Al principio estaba inquieta, como nerviosa, a lo mejor por la grabadora o por la presencia de un extraño haciéndole preguntas íntimas. No paraba de moverse. Por cada frase hacía un gesto y decía sus palabras con la fuerza de quien se sabe fuerte, optimista, triunfadora, pese a que las malas jugadas de la vida intentaron lo contrario…
A ratos levantaba la vista. Fue entonces cuando descubrí, bien en el fondo de sus ojos, una pequeñísima señal de humedad. Apareció cuando me contó de su tesoro, su premio, como también la llama. Su pequeña «no llegó completa», dijo; sin embargo, la completaron en familia, y le dieron mucho más de lo que le faltaba: confianza, fe, decisión, voluntad y mucho amor.
Porque su hija Dailín nació con ictrodactilia (falta de miembros en manos y pies), pero jamás la hicieron sentir inútil, acabada, inferior, diferente; al contrario, le dieron toda la confianza del mundo para que intente siempre sobreponerse a todos los obstáculos.
Y esa energía materna y familiar ha sido tan fuerte como la de todo el universo. Y la niña ha logrado realizarse, al punto de que fue la más integral de las Olimpiadas Especiales este año. «Tratamos de que lo logre o al menos lo intente; no le damos espacio al negativismo», sentenció la madre.
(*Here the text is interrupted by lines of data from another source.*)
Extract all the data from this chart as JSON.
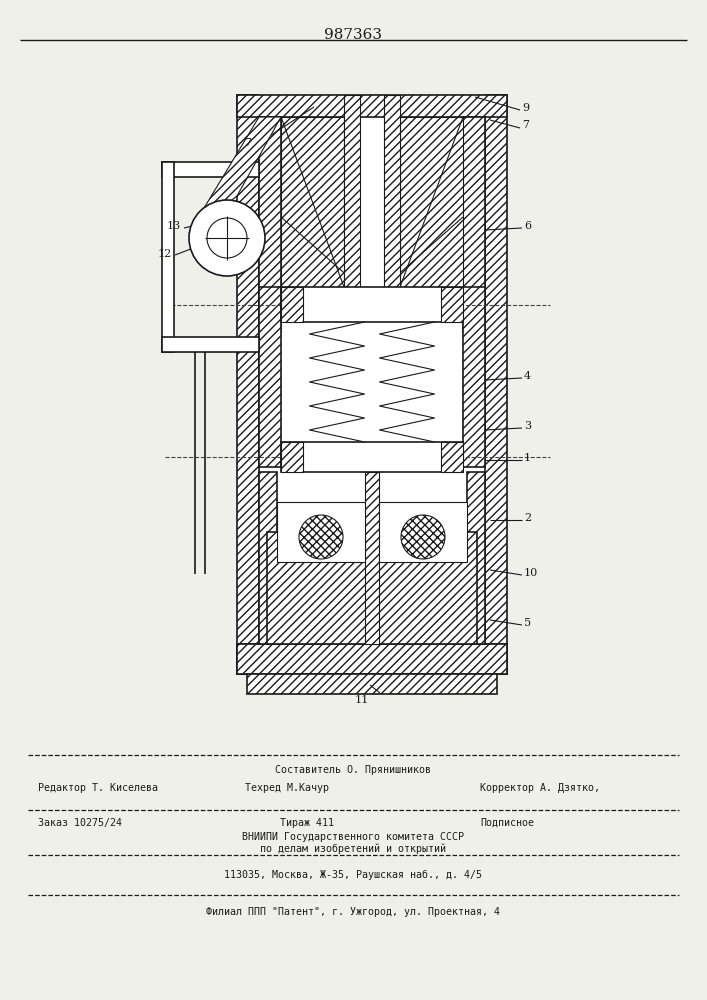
{
  "patent_number": "987363",
  "bg": "#f0f0eb",
  "lc": "#1a1a1a",
  "footer": {
    "l1_top": "Составитель О. Прянишников",
    "l1_left": "Редактор Т. Киселева",
    "l1_mid": "Техред М.Качур",
    "l1_right": "Корректор А. Дзятко,",
    "l2_left": "Заказ 10275/24",
    "l2_mid": "Тираж 411",
    "l2_right": "Подписное",
    "l3": "ВНИИПИ Государственного комитета СССР",
    "l4": "по делам изобретений и открытий",
    "l5": "113035, Москва, Ж-35, Раушская наб., д. 4/5",
    "l6": "Филиал ППП \"Патент\", г. Ужгород, ул. Проектная, 4"
  }
}
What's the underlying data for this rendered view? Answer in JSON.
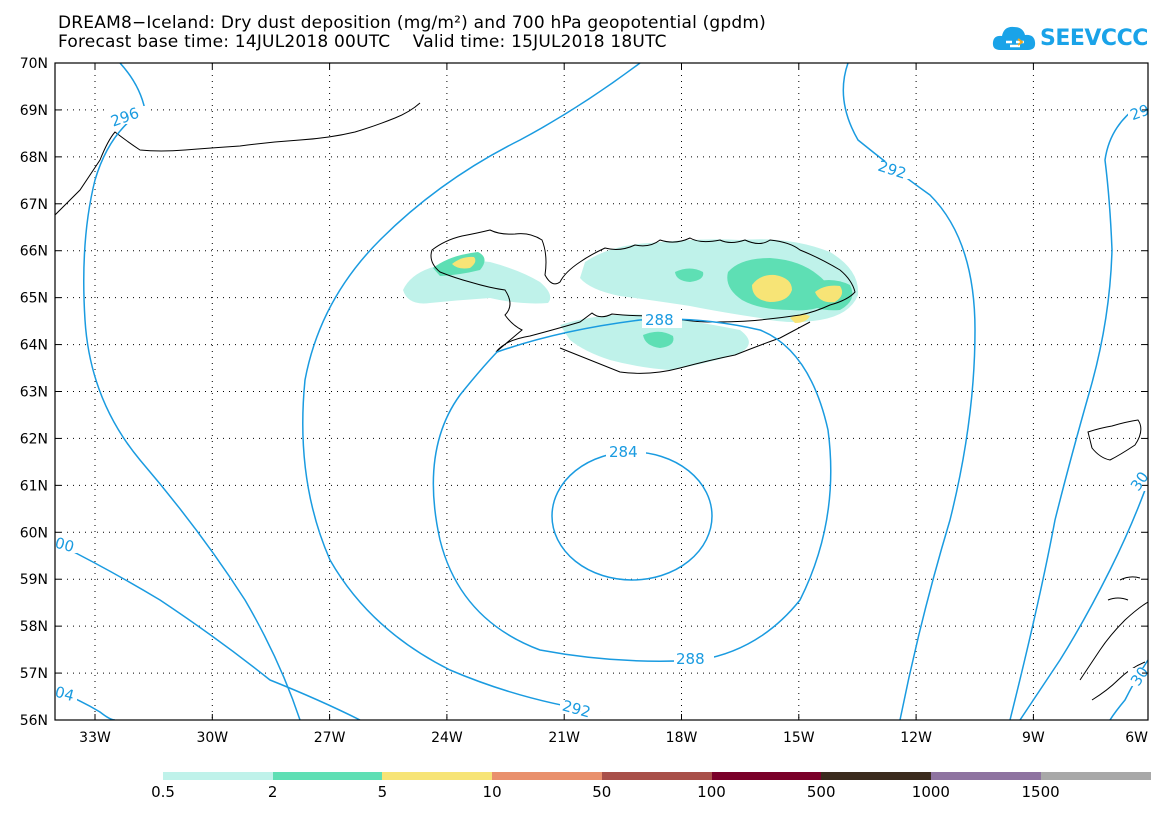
{
  "header": {
    "title_line1": "DREAM8−Iceland: Dry dust deposition (mg/m²) and 700 hPa geopotential (gpdm)",
    "title_line2": "Forecast base time: 14JUL2018 00UTC    Valid time: 15JUL2018 18UTC"
  },
  "logo": {
    "text": "SEEVCCC",
    "color": "#1aa3e8"
  },
  "map": {
    "lat_labels": [
      "70N",
      "69N",
      "68N",
      "67N",
      "66N",
      "65N",
      "64N",
      "63N",
      "62N",
      "61N",
      "60N",
      "59N",
      "58N",
      "57N",
      "56N"
    ],
    "lon_labels": [
      "33W",
      "30W",
      "27W",
      "24W",
      "21W",
      "18W",
      "15W",
      "12W",
      "9W",
      "6W"
    ],
    "contour_color": "#1a9be0",
    "contour_labels": {
      "c296": "296",
      "c292_ne": "292",
      "c29_edge": "29",
      "c288_top": "288",
      "c284": "284",
      "c288_bottom": "288",
      "c292_bottom": "292",
      "c00": "00",
      "c30": "30",
      "c04": "04",
      "c30_se": "30"
    }
  },
  "legend": {
    "colors": [
      "#bff2ea",
      "#5edfb4",
      "#f7e476",
      "#e9906c",
      "#a84f49",
      "#7a0029",
      "#3b2b1e",
      "#8e73a0",
      "#a8a8a8"
    ],
    "labels": [
      "0.5",
      "2",
      "5",
      "10",
      "50",
      "100",
      "500",
      "1000",
      "1500"
    ]
  }
}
Ello —pese al dolor en el pecho que siente cuando la ve tratando, con visible esfuerzo, de alcanzar un sueño, o cuando recuerda sus primeros pasos, sus primeras palabras a ella— termina en una inmensa alegría cuando su niña triunfa en sus propósitos.
Contó admirada cómo saltaba la suiza, corría en sacos, jugaba con la pelota y hasta montaba bicicleta, en una que el papá le acondicionó especialmente para que pudiera manejarla.
No me di cuenta de cuándo la humedad de los ojos de esta madre se hizo sonrisa; pero recuerdo que ese cambio emocional de la tristeza a la alegría, ocurrió cuando comenzó a recordar todas las hazañas de su hija, los logros de su esposo, de su familia, de los maestros, de Fidel, de la Revolución y de Cuba, que también son parte de sus ternuras, porque siempre la cobijaron junto a su niña y los suyos.
Confieso que me contagió tanta emoción. Entonces reímos. «¿Nunca han sentido lástima por ella?», le pregunté ya con más confianza. «Eso no —me ripostó. La lástima no es buena. Aunque duelan las cosas, lo importante es transmitir energías positivas, para que sienta que todo se puede».
Al despedirse, con la misma prontitud que vino, sentí que regresaba a sus labores tranquila y confiada, segura y feliz. Su niña, a pesar de las limitaciones físicas, no es una discapacitada para ella. Su hija desafía a diario a la vida y, con su ayuda y amor, lo está logrando.
Y Cuba está plena de madres como esta, de las que se empinan para impedir cualquier exclusión o absurda compasión por sus hijos, porque ellas no los traen al mundo para que se les empequeñezca, sino para hacerlos crecer, crecer, crecer.